For years, the Russians have been preparing the digital battlefield, treating our critical infrastructure as if it were their own cyber weapons range

Overseas they’ve gone even further. In 2015 and 2016, the Kremlin planted malware in Ukraine’s electric grid, disrupting power for hundreds of thousands of residents in the middle of winter. Keenly aware of its capabilities and motivations, Director of National Intelligence Dan Coats has said that “the warning lights are blinking red again” — an allusion to CIA Director George Tenet’s warning to Congress just months before 9/11.


The federal government has a fundamental responsibility to deter Russia and other state actors from holding civilian infrastructure at risk. This is precisely why reports from The New York Times that the United States is embedding “potentially crippling malware” in Russia’s power grid should concern all Americans. Cyber weapons are horrible deterrents — and mimicking targeting civilian infrastructure sets a dangerous precedent for America. 

Power lines in South San Francisco in August 2007. (Photo: Justin Sullivan, Getty Images)

Fear of punishment or retribution is a fundamental tenet of deterrence theory. And it’s true, as the head of U.S. Cyber Command, Army Gen. Paul Nakasone, told a Senate panel last year, the Russians “don’t fear us.” But to think that Vladimir Putin fears cyber-induced power outages in Moscow is a naive and dangerous miscalculation. To the contrary, an American cyberattack against Russia’s power grid would play right into the Kremlin's strategic playbook.

First, the costs to the Kremlin would pale in comparison with the benefits. The vast scale of Russia’s power grids, which include a total power generation capacity of 236 gigawatts, would render the military effects of any cyberattack relatively limited while granting the Kremlin its long-awaited case study of American cyber aggression, which it would use to consolidate domestic support for more censorship policies under the guise of cybersecurity.

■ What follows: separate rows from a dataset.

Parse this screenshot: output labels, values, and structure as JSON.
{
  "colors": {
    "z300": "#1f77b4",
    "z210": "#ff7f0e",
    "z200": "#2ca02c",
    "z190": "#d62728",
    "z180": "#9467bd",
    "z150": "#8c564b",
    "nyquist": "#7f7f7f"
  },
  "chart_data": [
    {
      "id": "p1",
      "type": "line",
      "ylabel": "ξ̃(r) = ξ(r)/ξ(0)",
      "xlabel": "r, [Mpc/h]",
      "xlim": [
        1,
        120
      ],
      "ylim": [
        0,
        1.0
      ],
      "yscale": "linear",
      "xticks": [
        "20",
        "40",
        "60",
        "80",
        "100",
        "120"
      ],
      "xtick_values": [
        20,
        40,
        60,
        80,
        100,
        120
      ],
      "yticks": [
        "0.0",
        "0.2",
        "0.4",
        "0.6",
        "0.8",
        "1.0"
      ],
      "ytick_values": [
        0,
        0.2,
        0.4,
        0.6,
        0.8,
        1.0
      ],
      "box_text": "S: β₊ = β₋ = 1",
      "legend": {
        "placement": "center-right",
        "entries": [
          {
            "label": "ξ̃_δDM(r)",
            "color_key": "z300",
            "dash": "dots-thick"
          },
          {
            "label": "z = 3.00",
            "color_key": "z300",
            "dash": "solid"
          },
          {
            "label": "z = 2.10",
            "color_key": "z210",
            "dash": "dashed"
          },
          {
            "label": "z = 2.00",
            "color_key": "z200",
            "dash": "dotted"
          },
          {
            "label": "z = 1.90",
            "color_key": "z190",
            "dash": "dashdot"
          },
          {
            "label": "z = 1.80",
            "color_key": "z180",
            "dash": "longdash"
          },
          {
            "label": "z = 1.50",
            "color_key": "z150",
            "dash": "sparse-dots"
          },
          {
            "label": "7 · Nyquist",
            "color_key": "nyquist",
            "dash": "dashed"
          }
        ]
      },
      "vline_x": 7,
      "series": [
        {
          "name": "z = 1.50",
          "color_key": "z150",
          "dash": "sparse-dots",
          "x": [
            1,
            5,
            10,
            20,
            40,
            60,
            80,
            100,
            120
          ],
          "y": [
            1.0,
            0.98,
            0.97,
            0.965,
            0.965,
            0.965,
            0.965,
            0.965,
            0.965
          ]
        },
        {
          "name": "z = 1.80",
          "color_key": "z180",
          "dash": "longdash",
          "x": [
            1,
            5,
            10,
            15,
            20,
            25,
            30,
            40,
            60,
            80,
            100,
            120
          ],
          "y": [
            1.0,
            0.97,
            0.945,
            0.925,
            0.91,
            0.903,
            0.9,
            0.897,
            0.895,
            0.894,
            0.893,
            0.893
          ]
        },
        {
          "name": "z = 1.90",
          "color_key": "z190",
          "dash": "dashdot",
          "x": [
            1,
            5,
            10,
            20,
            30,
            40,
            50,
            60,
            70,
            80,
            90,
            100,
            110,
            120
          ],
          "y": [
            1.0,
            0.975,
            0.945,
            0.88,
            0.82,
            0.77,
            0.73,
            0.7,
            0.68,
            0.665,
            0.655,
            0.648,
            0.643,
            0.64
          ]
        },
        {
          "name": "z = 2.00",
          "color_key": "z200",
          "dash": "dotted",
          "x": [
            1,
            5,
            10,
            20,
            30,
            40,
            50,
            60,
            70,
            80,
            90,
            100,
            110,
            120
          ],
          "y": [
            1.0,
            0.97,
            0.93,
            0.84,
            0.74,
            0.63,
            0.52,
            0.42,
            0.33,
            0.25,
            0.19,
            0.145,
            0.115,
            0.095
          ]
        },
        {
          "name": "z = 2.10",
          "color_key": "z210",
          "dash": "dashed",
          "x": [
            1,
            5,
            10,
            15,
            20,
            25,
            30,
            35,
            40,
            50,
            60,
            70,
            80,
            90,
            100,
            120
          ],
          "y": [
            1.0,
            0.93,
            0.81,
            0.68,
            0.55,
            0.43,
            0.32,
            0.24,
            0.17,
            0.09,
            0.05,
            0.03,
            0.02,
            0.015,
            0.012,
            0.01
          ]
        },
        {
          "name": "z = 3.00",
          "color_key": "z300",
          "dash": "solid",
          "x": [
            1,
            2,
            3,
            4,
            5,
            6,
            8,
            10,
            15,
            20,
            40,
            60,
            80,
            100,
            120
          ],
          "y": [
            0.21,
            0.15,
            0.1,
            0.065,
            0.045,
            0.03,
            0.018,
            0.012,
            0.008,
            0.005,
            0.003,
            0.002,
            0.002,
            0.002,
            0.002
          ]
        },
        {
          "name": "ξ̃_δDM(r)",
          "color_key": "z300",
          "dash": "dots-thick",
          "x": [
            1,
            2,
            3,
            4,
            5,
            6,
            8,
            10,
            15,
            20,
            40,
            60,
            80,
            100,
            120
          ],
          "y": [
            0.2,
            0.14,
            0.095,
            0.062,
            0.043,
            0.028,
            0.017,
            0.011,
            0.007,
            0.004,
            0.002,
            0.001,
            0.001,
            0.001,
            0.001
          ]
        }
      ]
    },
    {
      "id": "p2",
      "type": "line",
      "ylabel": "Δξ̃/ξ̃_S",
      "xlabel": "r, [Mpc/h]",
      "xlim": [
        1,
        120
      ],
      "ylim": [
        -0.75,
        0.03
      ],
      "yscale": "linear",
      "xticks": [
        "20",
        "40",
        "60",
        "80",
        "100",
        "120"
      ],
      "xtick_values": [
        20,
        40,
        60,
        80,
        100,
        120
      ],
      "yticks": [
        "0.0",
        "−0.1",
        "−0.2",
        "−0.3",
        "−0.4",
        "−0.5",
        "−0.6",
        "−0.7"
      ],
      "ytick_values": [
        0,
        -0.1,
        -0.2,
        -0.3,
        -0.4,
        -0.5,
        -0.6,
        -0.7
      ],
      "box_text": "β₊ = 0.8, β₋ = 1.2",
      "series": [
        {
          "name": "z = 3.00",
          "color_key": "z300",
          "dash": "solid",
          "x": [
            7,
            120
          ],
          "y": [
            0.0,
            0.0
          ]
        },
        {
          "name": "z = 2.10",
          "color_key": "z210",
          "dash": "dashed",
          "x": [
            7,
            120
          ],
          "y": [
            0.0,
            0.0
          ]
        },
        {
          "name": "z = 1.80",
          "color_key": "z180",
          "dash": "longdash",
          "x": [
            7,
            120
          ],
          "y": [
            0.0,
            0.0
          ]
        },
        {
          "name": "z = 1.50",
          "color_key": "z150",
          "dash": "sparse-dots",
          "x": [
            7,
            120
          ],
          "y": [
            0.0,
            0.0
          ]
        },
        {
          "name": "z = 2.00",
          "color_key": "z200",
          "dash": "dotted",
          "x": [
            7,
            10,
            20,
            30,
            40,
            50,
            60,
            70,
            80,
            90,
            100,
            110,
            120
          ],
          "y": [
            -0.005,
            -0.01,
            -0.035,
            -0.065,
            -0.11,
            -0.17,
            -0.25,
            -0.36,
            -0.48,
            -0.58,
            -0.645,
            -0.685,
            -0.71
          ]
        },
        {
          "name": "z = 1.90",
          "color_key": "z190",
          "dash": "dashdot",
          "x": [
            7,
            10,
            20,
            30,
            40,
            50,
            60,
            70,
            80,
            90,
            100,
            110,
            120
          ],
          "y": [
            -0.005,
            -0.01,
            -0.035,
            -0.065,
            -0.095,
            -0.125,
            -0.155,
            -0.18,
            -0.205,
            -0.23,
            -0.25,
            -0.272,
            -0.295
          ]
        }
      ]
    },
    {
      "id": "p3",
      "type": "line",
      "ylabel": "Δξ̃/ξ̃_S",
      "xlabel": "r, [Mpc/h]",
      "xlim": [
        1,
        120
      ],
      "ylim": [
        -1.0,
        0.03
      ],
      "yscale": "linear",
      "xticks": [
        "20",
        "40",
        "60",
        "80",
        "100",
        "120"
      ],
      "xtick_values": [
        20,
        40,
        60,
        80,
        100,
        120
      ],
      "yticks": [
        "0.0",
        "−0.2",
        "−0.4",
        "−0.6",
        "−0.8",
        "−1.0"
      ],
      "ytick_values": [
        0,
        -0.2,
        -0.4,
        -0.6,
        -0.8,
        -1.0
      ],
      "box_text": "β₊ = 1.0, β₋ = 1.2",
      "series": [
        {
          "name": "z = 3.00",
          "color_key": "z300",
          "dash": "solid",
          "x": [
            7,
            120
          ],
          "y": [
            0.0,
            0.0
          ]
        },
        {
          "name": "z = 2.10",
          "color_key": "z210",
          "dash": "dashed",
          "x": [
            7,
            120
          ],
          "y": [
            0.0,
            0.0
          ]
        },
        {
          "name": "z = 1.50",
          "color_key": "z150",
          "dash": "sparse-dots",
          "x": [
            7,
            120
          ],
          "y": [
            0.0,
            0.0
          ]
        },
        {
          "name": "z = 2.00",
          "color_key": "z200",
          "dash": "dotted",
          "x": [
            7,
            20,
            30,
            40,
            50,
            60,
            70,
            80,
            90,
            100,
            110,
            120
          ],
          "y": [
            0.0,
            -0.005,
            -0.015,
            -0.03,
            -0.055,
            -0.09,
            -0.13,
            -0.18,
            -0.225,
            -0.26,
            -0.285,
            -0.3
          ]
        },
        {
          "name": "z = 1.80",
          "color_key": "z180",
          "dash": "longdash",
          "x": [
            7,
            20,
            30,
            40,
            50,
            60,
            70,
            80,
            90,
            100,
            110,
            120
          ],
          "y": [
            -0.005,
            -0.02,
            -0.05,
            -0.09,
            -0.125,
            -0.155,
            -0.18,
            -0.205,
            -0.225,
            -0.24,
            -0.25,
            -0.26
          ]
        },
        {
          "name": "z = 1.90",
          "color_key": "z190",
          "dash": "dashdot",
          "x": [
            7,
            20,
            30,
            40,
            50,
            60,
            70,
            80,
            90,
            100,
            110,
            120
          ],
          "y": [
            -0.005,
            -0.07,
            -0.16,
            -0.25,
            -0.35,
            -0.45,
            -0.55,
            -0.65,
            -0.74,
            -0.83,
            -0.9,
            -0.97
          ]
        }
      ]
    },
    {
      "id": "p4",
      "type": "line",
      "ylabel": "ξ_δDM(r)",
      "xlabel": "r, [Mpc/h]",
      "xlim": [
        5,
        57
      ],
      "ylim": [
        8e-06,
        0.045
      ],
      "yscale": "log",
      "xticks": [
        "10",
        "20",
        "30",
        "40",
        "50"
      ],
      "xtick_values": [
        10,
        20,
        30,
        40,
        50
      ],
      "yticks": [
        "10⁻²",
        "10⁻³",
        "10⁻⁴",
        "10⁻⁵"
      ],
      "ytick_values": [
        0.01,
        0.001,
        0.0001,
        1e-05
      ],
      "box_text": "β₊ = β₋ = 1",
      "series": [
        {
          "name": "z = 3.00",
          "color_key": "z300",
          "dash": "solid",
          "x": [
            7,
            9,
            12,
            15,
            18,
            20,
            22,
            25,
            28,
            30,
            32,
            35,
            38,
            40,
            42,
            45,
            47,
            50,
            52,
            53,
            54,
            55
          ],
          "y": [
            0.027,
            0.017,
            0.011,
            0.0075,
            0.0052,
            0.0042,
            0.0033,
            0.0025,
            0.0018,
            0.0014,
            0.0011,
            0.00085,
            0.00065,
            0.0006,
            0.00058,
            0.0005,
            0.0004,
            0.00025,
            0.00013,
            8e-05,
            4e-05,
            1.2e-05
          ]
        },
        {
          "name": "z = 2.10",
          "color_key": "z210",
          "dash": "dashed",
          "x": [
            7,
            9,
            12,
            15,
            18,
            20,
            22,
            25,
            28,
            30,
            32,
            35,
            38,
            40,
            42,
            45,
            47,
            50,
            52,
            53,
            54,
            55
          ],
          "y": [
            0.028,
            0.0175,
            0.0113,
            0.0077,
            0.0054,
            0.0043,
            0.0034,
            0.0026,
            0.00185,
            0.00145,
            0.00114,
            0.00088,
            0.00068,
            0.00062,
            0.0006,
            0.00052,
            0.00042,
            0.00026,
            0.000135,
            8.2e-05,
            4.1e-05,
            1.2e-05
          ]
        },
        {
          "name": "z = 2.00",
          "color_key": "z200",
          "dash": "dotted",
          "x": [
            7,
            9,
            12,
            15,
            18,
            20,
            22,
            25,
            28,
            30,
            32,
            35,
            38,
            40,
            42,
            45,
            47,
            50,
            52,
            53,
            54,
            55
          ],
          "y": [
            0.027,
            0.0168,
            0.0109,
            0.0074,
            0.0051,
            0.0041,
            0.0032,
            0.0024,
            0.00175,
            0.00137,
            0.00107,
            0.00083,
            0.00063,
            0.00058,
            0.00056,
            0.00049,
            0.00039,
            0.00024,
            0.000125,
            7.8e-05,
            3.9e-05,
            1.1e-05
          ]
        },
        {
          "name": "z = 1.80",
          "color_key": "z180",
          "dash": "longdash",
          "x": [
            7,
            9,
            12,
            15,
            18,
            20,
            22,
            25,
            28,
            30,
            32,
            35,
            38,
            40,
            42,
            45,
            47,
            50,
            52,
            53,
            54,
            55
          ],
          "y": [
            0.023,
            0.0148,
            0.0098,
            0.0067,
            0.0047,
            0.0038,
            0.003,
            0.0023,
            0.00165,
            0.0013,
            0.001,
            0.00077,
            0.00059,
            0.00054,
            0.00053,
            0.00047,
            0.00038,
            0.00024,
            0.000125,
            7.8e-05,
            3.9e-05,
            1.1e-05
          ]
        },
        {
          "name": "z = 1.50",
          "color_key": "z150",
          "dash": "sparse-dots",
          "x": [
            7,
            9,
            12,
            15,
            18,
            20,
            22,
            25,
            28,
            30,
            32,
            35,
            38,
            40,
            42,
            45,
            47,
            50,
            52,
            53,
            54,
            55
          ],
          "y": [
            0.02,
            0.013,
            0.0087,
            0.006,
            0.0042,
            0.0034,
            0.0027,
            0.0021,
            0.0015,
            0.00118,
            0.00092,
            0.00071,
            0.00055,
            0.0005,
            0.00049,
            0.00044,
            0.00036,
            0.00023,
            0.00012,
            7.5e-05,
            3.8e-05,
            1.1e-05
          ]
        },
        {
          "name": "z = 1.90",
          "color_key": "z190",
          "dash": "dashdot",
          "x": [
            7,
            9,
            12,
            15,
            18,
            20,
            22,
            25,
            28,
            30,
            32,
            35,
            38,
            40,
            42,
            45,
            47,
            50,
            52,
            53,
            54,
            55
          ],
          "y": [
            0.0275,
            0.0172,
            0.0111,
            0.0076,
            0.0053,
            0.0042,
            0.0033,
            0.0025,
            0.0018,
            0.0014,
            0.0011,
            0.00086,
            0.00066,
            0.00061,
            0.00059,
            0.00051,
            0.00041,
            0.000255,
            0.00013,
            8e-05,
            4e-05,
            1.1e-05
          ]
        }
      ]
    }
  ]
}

Furthermore, an American cyberattack against civilian infrastructure — especially a preventative one aimed at deterring Russian hackers — would erode the United States’ international credibility as a champion of a free and open internet governed by universal norms of acceptable behavior. Far more than sporadic blackouts — something that isn’t uncommon anyway in Russia — Putin fears a digital age in which the West writes the rules.